On Tue, 2011-11-08 at 17:13 +0000, Shriram Rajagopalan wrote:
> On Tue, Nov 8, 2011 at 9:02 AM, Ian Campbell <
Ian.Campbell@xxxxxxxxxx>
> wrote:
> On Tue, 2011-11-08 at 16:51 +0000, Shriram Rajagopalan wrote:
> > On Fri, Nov 4, 2011 at 12:21 PM, Shriram Rajagopalan
> > <
rshriram@xxxxxxxxx> wrote:
> > Why posix_memalign?
> >
> > The compression code involves a lot of memcpys at 4K
> > granularity (dirty pages
> > copied from domU's memory to internal cache/page
> buffers etc).
> > I would like to
> > keep these memcpys page aligned for purposes of
> speed. The
> > source pages
> > (from domU) are already aligned.
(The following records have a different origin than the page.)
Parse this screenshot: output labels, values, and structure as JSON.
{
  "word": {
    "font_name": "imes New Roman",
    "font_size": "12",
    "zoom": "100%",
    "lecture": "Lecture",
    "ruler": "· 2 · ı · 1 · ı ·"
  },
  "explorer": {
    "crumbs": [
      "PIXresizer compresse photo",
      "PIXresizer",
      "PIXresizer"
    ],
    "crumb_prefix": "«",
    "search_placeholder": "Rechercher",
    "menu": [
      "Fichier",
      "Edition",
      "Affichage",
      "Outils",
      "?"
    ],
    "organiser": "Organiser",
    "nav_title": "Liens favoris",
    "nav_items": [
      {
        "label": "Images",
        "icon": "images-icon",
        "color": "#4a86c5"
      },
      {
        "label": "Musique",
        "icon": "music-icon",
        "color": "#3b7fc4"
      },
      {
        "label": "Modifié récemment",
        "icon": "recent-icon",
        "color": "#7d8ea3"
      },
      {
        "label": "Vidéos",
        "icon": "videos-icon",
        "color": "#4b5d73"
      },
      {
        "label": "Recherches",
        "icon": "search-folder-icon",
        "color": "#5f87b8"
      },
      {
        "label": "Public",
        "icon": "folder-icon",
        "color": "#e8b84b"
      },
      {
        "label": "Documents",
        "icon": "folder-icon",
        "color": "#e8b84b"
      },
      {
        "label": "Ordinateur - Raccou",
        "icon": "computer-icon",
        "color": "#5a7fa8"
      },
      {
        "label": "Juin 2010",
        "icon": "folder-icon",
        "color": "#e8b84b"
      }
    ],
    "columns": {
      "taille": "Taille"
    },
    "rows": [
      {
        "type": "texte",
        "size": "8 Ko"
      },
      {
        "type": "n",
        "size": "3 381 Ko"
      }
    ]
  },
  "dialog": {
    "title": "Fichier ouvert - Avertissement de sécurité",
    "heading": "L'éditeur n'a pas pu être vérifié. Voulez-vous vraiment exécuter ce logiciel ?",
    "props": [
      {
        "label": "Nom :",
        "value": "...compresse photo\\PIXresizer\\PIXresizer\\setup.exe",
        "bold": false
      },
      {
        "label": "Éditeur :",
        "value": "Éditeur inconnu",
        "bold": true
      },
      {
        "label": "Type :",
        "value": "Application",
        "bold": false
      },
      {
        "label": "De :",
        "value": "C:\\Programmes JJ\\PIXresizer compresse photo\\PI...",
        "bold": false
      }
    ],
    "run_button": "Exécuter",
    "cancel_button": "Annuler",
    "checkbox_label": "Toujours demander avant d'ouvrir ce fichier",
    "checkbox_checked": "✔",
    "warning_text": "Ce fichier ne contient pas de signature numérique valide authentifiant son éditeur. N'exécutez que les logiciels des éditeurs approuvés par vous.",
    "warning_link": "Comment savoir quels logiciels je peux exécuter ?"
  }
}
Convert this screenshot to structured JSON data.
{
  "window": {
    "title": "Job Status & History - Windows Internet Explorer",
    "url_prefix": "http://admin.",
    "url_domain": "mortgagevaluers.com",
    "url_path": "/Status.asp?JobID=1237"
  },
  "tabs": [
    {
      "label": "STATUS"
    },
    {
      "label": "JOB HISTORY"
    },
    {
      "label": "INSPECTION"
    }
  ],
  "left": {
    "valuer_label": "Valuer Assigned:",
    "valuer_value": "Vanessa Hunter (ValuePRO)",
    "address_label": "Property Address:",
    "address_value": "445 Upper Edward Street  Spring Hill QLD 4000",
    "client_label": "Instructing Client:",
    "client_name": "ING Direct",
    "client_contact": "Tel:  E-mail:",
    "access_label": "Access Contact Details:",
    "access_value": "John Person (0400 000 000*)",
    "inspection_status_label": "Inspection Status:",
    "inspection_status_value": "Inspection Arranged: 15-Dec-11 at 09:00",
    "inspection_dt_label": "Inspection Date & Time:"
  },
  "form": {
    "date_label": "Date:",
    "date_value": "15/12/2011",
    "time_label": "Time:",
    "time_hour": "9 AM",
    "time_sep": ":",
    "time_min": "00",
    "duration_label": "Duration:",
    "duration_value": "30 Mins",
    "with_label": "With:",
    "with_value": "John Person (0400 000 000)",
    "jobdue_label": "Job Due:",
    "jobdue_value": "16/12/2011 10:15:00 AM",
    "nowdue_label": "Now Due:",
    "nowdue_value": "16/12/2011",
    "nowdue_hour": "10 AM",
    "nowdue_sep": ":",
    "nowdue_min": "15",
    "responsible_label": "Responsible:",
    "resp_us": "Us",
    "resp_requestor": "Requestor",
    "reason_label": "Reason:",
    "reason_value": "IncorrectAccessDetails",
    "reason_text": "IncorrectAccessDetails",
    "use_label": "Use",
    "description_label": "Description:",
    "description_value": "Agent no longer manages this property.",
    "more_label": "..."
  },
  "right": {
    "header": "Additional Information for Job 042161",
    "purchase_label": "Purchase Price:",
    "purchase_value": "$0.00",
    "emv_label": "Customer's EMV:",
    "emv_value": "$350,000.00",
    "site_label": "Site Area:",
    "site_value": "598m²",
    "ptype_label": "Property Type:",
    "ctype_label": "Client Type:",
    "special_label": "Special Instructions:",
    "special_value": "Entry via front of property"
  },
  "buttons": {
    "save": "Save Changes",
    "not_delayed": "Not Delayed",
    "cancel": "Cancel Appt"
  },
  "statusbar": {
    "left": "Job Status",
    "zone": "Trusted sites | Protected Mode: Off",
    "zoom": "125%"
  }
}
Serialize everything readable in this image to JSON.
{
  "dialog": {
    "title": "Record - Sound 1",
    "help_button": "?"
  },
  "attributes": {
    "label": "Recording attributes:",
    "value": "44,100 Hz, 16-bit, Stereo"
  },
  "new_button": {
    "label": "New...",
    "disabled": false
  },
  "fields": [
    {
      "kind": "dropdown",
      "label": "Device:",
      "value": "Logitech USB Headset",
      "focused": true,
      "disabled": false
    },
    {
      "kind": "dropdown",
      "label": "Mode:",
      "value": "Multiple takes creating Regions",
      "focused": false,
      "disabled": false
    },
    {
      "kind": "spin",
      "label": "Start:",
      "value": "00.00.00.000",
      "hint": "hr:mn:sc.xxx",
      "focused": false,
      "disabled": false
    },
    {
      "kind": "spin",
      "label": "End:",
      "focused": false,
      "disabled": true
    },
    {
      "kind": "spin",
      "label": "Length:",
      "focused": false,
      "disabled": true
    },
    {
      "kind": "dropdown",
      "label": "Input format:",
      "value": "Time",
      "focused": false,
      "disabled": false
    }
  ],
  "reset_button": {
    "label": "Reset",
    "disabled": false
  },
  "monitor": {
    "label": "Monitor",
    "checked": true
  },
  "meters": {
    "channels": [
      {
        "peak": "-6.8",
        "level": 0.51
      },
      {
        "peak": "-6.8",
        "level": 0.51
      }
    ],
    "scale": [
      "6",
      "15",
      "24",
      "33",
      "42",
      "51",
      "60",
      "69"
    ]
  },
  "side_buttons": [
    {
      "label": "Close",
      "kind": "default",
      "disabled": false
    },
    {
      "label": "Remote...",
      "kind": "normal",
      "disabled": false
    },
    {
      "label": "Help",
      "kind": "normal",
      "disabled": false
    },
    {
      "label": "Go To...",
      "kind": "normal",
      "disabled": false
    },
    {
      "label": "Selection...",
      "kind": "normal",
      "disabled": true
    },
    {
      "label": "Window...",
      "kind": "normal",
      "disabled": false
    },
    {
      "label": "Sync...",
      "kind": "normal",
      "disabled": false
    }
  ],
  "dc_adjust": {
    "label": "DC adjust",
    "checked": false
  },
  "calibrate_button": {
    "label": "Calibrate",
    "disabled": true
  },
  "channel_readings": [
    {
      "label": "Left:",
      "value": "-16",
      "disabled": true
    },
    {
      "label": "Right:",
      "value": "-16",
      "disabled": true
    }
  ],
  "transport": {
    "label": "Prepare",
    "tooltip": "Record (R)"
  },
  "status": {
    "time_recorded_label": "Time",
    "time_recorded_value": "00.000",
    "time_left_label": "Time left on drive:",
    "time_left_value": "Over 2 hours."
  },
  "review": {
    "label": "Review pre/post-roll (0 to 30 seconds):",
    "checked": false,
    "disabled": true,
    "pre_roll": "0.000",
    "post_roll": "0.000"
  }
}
The destination
> pages
> > allocated by the
> > compression code need to be page aligned.
> >
> > correct me if I am wrong:
> > mallocing a huge buffer for this purpose is not
> optimal.
> > malloc aligns allocations
> > on 16byte (or 8byte) granularity but if a 4K region
> straddles
> > across two physical
> > memory frames, then the memcpy is going to be
> suboptimal.
> > OTOH, memalign
> > ensures that we are dealing with just 2 memory
> frames as
> > opposed
> > to 3 (possible) frames in malloc.
> >
> > A simple 8Mb memcpy test shows an average of 500us
> overhead
> > for malloc
> > based allocation compared to posix_memalign based
> allocation.
> > While this
> > might seem low, the checkpoints are being taken at
> high
> > frequency
> > (every 20ms for instance).
> >
> > It is not okay to use malloc on other platforms. I
> simply dont
> > have access to other
> > platforms to test their equivalent versions. Short
> of using
> > something
> > like qemu_memalign function.
> >
> > I am open to suggestions :)
>
>
> This is due to minios (aka stubdoms) not having
> posix_memalign, right?
>
> minios (or rather newlib) does appear to have memalign though,
> which if
> true would also work, right? You could potentially also
> implement
> posix_memalign in terms of memalign on minios and avoid the
> ifdef.
>
>
> Sounds good. In that case, can I just post a patch to minios,
> implementing posix_memalign and will you then directly take the
> previous version V4 of this patch series (the one without #ifdefs) ?